Sammcb · April 9, 2021, 4:32pm

If I do know the following scalar, does Swift provide a way to quickly check whether the original scalar is a grapheme cluster boundary?

I know there are Unicode.Scalar.Properties I can access to determine if a scalar could be extended and such. I guess I was wondering what the differences between isGraphemeExtend, isExtender, and isEmojiModifier are and if Swift provides a way to use the Unicode.Scalar.Properties to determine if a scalar is a grapheme cluster boundary knowing the next scalar?
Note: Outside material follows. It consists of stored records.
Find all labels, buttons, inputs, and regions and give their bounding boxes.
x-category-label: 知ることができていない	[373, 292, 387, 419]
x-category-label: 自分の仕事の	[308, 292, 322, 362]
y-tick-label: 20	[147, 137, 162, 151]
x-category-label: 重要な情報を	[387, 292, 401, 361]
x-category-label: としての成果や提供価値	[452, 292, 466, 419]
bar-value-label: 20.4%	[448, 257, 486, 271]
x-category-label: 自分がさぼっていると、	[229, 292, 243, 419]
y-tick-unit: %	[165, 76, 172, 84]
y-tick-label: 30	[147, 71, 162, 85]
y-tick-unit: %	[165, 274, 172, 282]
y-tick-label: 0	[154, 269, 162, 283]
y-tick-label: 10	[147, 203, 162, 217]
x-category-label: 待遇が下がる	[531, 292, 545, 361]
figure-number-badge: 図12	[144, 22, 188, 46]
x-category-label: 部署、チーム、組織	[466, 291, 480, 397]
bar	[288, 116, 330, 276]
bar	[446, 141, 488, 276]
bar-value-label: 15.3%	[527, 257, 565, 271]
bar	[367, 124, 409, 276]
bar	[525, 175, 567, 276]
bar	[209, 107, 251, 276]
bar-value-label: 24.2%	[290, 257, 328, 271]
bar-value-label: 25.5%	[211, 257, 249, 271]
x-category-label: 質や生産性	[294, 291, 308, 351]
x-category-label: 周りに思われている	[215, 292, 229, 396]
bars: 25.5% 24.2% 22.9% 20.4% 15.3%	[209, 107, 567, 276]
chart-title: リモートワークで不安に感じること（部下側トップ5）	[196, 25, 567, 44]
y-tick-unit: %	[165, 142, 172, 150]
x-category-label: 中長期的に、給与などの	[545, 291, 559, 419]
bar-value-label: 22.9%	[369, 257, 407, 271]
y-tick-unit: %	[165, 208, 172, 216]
SDGGiesbrecht · April 9, 2021, 4:50pm

A scalar is not itself a boundary, but a piece of a cluster. It may be the last piece before a boundary or the first piece after. To determine if there is a boundary between two scalars, put them together and check whether the result has one cluster or two:^†

let possibleEnd: Unicode.Scalar = "e"
let possibleStart: Unicode.Scalar = "\u{301}" // ◌́

let boundaryBetween = "\(possibleEnd)\(possibleStart)".count > 1

On the other hand, if you have a String.Index that came from a String and not a String.UnicodeScalarView, String.UTF8View or String.UTF16View, then you already know the index is at a cluster boundary by definition.

† Edit: This assumes you already know there is a boundary before the first character. See the next post.

SDGGiesbrecht · April 9, 2021, 5:16pm

Responding to your latest edit:

These will not help on their own. Finding cluster boundaries is complicated and requires knowledge from farther back in the string:

var flags = "🇭🇺🇸🇦" // [H][U]|[S][A]
print(flags.count) // 2

flags.unicodeScalars.removeFirst()
flags.unicodeScalars.removeLast()
print(flags) // 🇺🇸 [U][S]
print(flags.count) // 1

Notice how the boundaries completely changed. If we were to only look into the middle two pieces of the longer string, we would get it entirely wrong.

The parsing example I gave earlier is only reliable because it began at the beginning of the string.

For an in‐depth explanation of those scalar properties you mentioned, and how they combine to determine the positions of grapheme breaks, see the relevant section of Unicode Technical Report #29: Text Segmentation.